I have wondered why the Fish and Game (as they were known back then) hasn't come up with something "consumer friendly" like a lower limit for crabbing in the bay (something like three a day instead of ten) for the benefit of poor people. Oh, well, like I have always said, if the F&G was a business, it would be out of business.
(Note: Now, don't be sending me nasty notes about how the bay is a nursery for the Dungies and that we need to protect them and blah blah blah ... We catch all sorts of fish and other critters during the spawning period and such and two or three crabs per person from the very limited areas you can catch them in the bay is not going to overtly impact the species especially when tons of crabs are caught every year.)
Crab rings are almost passé now since the development of the modern castable crab snare. Since being able to cast a snare greatly enlarges the area you can catch crabs versus the crab ring, crab snaring has really caught on as a way to catch crabs.
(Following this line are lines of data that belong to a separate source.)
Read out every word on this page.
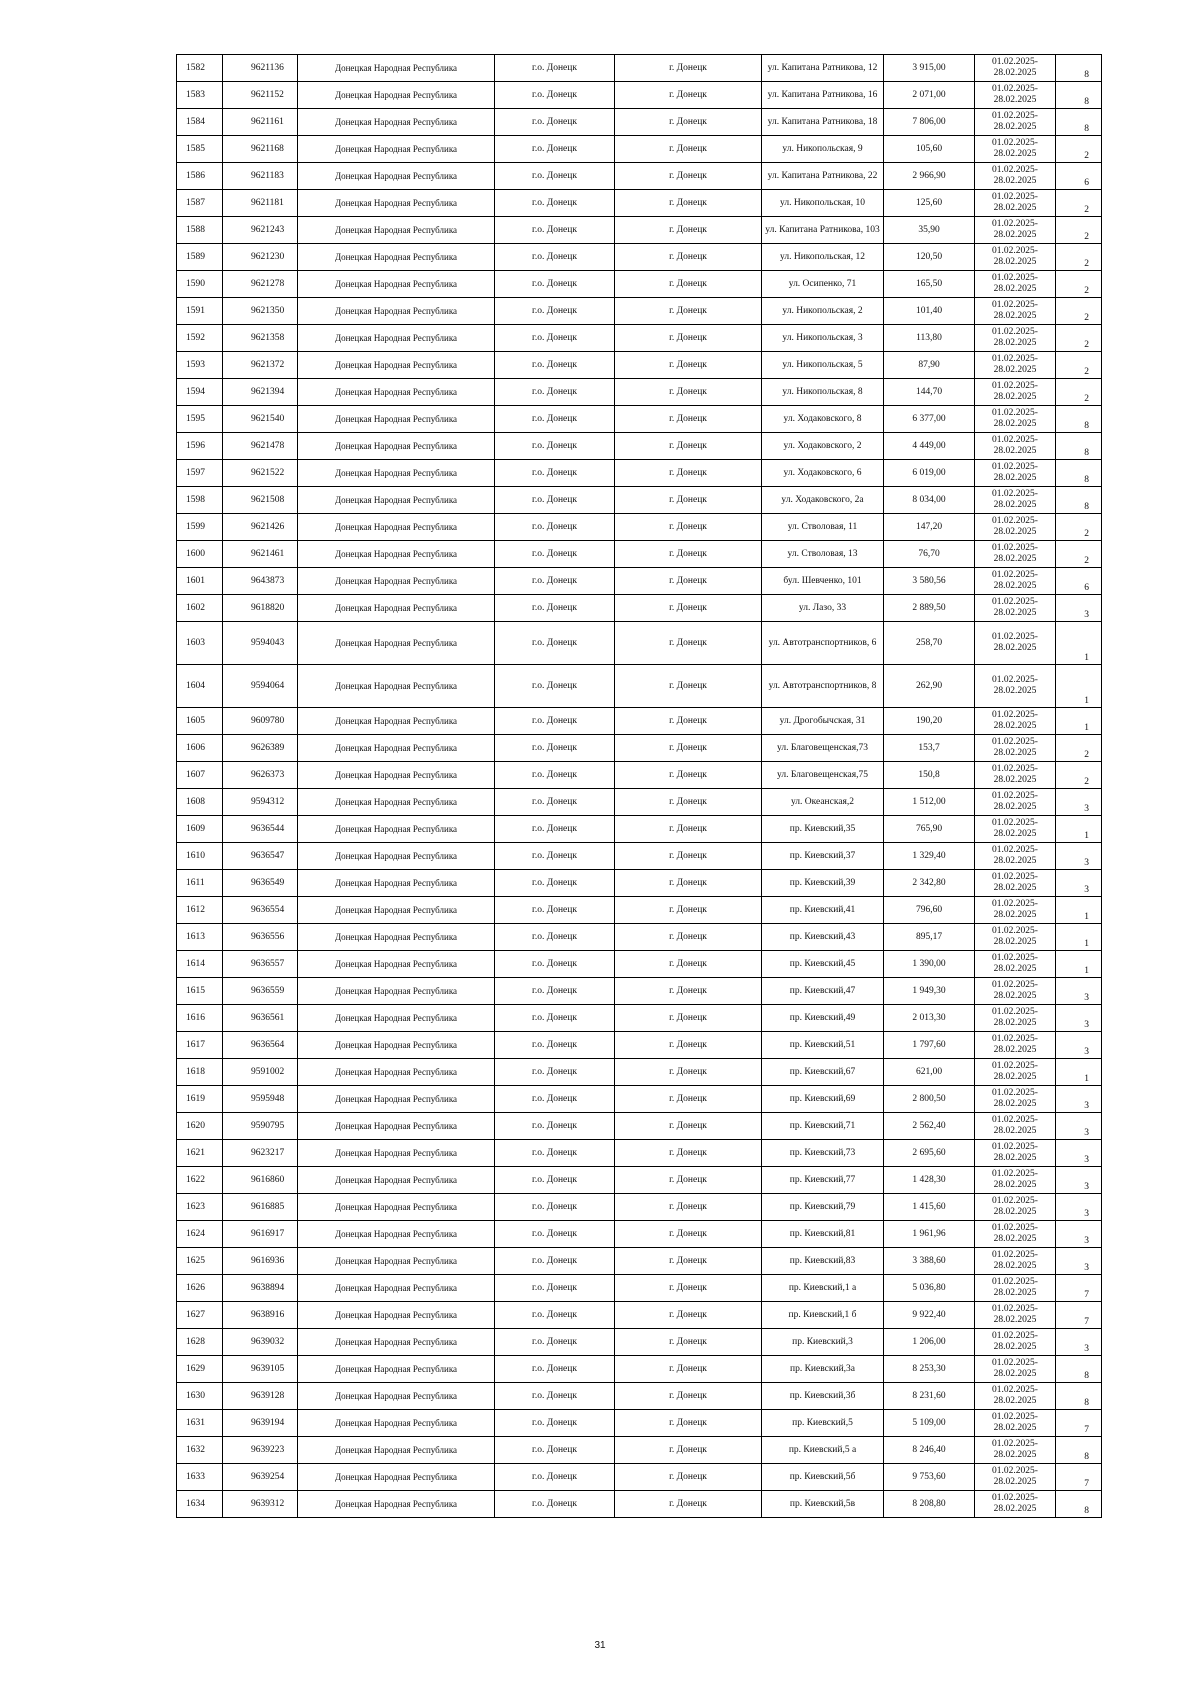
1582	9621136	Донецкая Народная Республика	г.о. Донецк	г. Донецк	ул. Капитана Ратникова, 12	3 915,00	01.02.2025-28.02.2025	8
1583	9621152	Донецкая Народная Республика	г.о. Донецк	г. Донецк	ул. Капитана Ратникова, 16	2 071,00	01.02.2025-28.02.2025	8
1584	9621161	Донецкая Народная Республика	г.о. Донецк	г. Донецк	ул. Капитана Ратникова, 18	7 806,00	01.02.2025-28.02.2025	8
1585	9621168	Донецкая Народная Республика	г.о. Донецк	г. Донецк	ул. Никопольская, 9	105,60	01.02.2025-28.02.2025	2
1586	9621183	Донецкая Народная Республика	г.о. Донецк	г. Донецк	ул. Капитана Ратникова, 22	2 966,90	01.02.2025-28.02.2025	6
1587	9621181	Донецкая Народная Республика	г.о. Донецк	г. Донецк	ул. Никопольская, 10	125,60	01.02.2025-28.02.2025	2
1588	9621243	Донецкая Народная Республика	г.о. Донецк	г. Донецк	ул. Капитана Ратникова, 103	35,90	01.02.2025-28.02.2025	2
1589	9621230	Донецкая Народная Республика	г.о. Донецк	г. Донецк	ул. Никопольская, 12	120,50	01.02.2025-28.02.2025	2
1590	9621278	Донецкая Народная Республика	г.о. Донецк	г. Донецк	ул. Осипенко, 71	165,50	01.02.2025-28.02.2025	2
1591	9621350	Донецкая Народная Республика	г.о. Донецк	г. Донецк	ул. Никопольская, 2	101,40	01.02.2025-28.02.2025	2
1592	9621358	Донецкая Народная Республика	г.о. Донецк	г. Донецк	ул. Никопольская, 3	113,80	01.02.2025-28.02.2025	2
1593	9621372	Донецкая Народная Республика	г.о. Донецк	г. Донецк	ул. Никопольская, 5	87,90	01.02.2025-28.02.2025	2
1594	9621394	Донецкая Народная Республика	г.о. Донецк	г. Донецк	ул. Никопольская, 8	144,70	01.02.2025-28.02.2025	2
1595	9621540	Донецкая Народная Республика	г.о. Донецк	г. Донецк	ул. Ходаковского, 8	6 377,00	01.02.2025-28.02.2025	8
1596	9621478	Донецкая Народная Республика	г.о. Донецк	г. Донецк	ул. Ходаковского, 2	4 449,00	01.02.2025-28.02.2025	8
1597	9621522	Донецкая Народная Республика	г.о. Донецк	г. Донецк	ул. Ходаковского, 6	6 019,00	01.02.2025-28.02.2025	8
1598	9621508	Донецкая Народная Республика	г.о. Донецк	г. Донецк	ул. Ходаковского, 2а	8 034,00	01.02.2025-28.02.2025	8
1599	9621426	Донецкая Народная Республика	г.о. Донецк	г. Донецк	ул. Стволовая, 11	147,20	01.02.2025-28.02.2025	2
1600	9621461	Донецкая Народная Республика	г.о. Донецк	г. Донецк	ул. Стволовая, 13	76,70	01.02.2025-28.02.2025	2
1601	9643873	Донецкая Народная Республика	г.о. Донецк	г. Донецк	бул. Шевченко, 101	3 580,56	01.02.2025-28.02.2025	6
1602	9618820	Донецкая Народная Республика	г.о. Донецк	г. Донецк	ул. Лазо, 33	2 889,50	01.02.2025-28.02.2025	3
1603	9594043	Донецкая Народная Республика	г.о. Донецк	г. Донецк	ул. Автотранспортников, 6	258,70	01.02.2025-28.02.2025	1
1604	9594064	Донецкая Народная Республика	г.о. Донецк	г. Донецк	ул. Автотранспортников, 8	262,90	01.02.2025-28.02.2025	1
1605	9609780	Донецкая Народная Республика	г.о. Донецк	г. Донецк	ул. Дрогобычская, 31	190,20	01.02.2025-28.02.2025	1
1606	9626389	Донецкая Народная Республика	г.о. Донецк	г. Донецк	ул. Благовещенская,73	153,7	01.02.2025-28.02.2025	2
1607	9626373	Донецкая Народная Республика	г.о. Донецк	г. Донецк	ул. Благовещенская,75	150,8	01.02.2025-28.02.2025	2
1608	9594312	Донецкая Народная Республика	г.о. Донецк	г. Донецк	ул. Океанская,2	1 512,00	01.02.2025-28.02.2025	3
1609	9636544	Донецкая Народная Республика	г.о. Донецк	г. Донецк	пр. Киевский,35	765,90	01.02.2025-28.02.2025	1
1610	9636547	Донецкая Народная Республика	г.о. Донецк	г. Донецк	пр. Киевский,37	1 329,40	01.02.2025-28.02.2025	3
1611	9636549	Донецкая Народная Республика	г.о. Донецк	г. Донецк	пр. Киевский,39	2 342,80	01.02.2025-28.02.2025	3
1612	9636554	Донецкая Народная Республика	г.о. Донецк	г. Донецк	пр. Киевский,41	796,60	01.02.2025-28.02.2025	1
1613	9636556	Донецкая Народная Республика	г.о. Донецк	г. Донецк	пр. Киевский,43	895,17	01.02.2025-28.02.2025	1
1614	9636557	Донецкая Народная Республика	г.о. Донецк	г. Донецк	пр. Киевский,45	1 390,00	01.02.2025-28.02.2025	1
1615	9636559	Донецкая Народная Республика	г.о. Донецк	г. Донецк	пр. Киевский,47	1 949,30	01.02.2025-28.02.2025	3
1616	9636561	Донецкая Народная Республика	г.о. Донецк	г. Донецк	пр. Киевский,49	2 013,30	01.02.2025-28.02.2025	3
1617	9636564	Донецкая Народная Республика	г.о. Донецк	г. Донецк	пр. Киевский,51	1 797,60	01.02.2025-28.02.2025	3
1618	9591002	Донецкая Народная Республика	г.о. Донецк	г. Донецк	пр. Киевский,67	621,00	01.02.2025-28.02.2025	1
1619	9595948	Донецкая Народная Республика	г.о. Донецк	г. Донецк	пр. Киевский,69	2 800,50	01.02.2025-28.02.2025	3
1620	9590795	Донецкая Народная Республика	г.о. Донецк	г. Донецк	пр. Киевский,71	2 562,40	01.02.2025-28.02.2025	3
1621	9623217	Донецкая Народная Республика	г.о. Донецк	г. Донецк	пр. Киевский,73	2 695,60	01.02.2025-28.02.2025	3
1622	9616860	Донецкая Народная Республика	г.о. Донецк	г. Донецк	пр. Киевский,77	1 428,30	01.02.2025-28.02.2025	3
1623	9616885	Донецкая Народная Республика	г.о. Донецк	г. Донецк	пр. Киевский,79	1 415,60	01.02.2025-28.02.2025	3
1624	9616917	Донецкая Народная Республика	г.о. Донецк	г. Донецк	пр. Киевский,81	1 961,96	01.02.2025-28.02.2025	3
1625	9616936	Донецкая Народная Республика	г.о. Донецк	г. Донецк	пр. Киевский,83	3 388,60	01.02.2025-28.02.2025	3
1626	9638894	Донецкая Народная Республика	г.о. Донецк	г. Донецк	пр. Киевский,1 а	5 036,80	01.02.2025-28.02.2025	7
1627	9638916	Донецкая Народная Республика	г.о. Донецк	г. Донецк	пр. Киевский,1 б	9 922,40	01.02.2025-28.02.2025	7
1628	9639032	Донецкая Народная Республика	г.о. Донецк	г. Донецк	пр. Киевский,3	1 206,00	01.02.2025-28.02.2025	3
1629	9639105	Донецкая Народная Республика	г.о. Донецк	г. Донецк	пр. Киевский,3а	8 253,30	01.02.2025-28.02.2025	8
1630	9639128	Донецкая Народная Республика	г.о. Донецк	г. Донецк	пр. Киевский,3б	8 231,60	01.02.2025-28.02.2025	8
1631	9639194	Донецкая Народная Республика	г.о. Донецк	г. Донецк	пр. Киевский,5	5 109,00	01.02.2025-28.02.2025	7
1632	9639223	Донецкая Народная Республика	г.о. Донецк	г. Донецк	пр. Киевский,5 а	8 246,40	01.02.2025-28.02.2025	8
1633	9639254	Донецкая Народная Республика	г.о. Донецк	г. Донецк	пр. Киевский,5б	9 753,60	01.02.2025-28.02.2025	7
1634	9639312	Донецкая Народная Республика	г.о. Донецк	г. Донецк	пр. Киевский,5в	8 208,80	01.02.2025-28.02.2025	8
31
Because casting for crabs seems like such a less technical way of fishing compared to catching fish, not a lot of thought goes into rods and reels and assorted tackle associated with snaring crabs. This is a big mistake.
Just "any ol' rod and reel" won't do if you want to crab seriously. Crabbing takes a bigger toll, physically, on your tackle than any kind of fishing done in the bay area save for wire line trolling for stripers and halibut. Fish, by their very nature, swim.
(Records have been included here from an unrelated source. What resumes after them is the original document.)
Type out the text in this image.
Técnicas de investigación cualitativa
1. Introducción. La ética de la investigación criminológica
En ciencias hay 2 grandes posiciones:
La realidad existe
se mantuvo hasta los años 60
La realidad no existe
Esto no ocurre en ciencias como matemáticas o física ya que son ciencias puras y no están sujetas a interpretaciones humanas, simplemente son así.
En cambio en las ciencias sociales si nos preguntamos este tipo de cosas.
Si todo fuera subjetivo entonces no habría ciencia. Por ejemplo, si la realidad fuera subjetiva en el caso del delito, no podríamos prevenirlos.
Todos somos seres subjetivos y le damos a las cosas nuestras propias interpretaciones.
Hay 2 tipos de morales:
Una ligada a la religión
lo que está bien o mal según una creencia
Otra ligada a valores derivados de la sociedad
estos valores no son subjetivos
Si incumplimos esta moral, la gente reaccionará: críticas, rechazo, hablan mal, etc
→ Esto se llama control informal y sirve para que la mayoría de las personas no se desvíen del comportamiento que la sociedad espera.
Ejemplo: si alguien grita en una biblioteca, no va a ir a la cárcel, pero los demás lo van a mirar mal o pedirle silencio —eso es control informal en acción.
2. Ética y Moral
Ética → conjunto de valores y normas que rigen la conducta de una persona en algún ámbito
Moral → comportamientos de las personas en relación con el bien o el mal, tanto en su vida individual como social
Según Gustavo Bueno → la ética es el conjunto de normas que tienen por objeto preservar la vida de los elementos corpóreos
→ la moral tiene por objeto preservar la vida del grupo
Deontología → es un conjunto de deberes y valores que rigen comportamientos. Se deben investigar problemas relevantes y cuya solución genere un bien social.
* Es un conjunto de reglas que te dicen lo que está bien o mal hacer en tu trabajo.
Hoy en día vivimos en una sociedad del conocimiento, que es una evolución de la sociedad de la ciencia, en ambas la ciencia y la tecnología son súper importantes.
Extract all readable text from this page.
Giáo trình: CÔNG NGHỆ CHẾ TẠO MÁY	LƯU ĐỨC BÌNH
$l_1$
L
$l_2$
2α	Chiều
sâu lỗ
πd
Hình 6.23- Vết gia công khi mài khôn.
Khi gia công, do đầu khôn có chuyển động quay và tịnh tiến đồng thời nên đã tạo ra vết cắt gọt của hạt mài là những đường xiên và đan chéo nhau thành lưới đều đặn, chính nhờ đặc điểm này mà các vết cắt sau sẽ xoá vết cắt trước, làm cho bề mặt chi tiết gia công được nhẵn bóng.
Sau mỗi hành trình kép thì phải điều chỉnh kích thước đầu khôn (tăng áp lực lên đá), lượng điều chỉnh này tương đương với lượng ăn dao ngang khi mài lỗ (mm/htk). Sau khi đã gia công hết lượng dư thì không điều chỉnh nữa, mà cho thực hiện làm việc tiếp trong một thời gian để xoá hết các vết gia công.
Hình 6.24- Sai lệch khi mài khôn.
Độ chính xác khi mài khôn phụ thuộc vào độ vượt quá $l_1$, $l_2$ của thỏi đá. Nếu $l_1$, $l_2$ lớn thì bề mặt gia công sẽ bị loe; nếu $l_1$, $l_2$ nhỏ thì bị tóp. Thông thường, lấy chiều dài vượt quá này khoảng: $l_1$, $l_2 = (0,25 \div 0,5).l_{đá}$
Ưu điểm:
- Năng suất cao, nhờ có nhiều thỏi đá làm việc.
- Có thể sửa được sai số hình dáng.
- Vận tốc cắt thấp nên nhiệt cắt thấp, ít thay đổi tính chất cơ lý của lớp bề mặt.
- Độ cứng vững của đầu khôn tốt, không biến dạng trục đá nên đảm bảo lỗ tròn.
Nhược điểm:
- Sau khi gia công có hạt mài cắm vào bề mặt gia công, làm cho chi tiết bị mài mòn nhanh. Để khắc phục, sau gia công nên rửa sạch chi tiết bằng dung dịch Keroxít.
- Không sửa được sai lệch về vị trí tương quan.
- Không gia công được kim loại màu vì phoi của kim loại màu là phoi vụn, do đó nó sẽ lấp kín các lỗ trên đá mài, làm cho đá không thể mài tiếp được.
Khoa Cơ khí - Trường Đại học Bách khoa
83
All your tackle has to do is hold on to the fish until it is tired enough to swim in your direction and you simple crank in the line. Crabs, on the other hand, don't swim. Once you lasso one of these cranky critters you have to keep relentless pressure on it. If you stop retrieving your line, that may be pause enough for the lassoes to open up and your prize slips away.
Dragging a cantankerous crab across the bottom as it digs its claws into the ground is no easy task. It is doing nothing to help you bring it in, and everything it can to make it hard on you. This equals wear and tear on your tackle.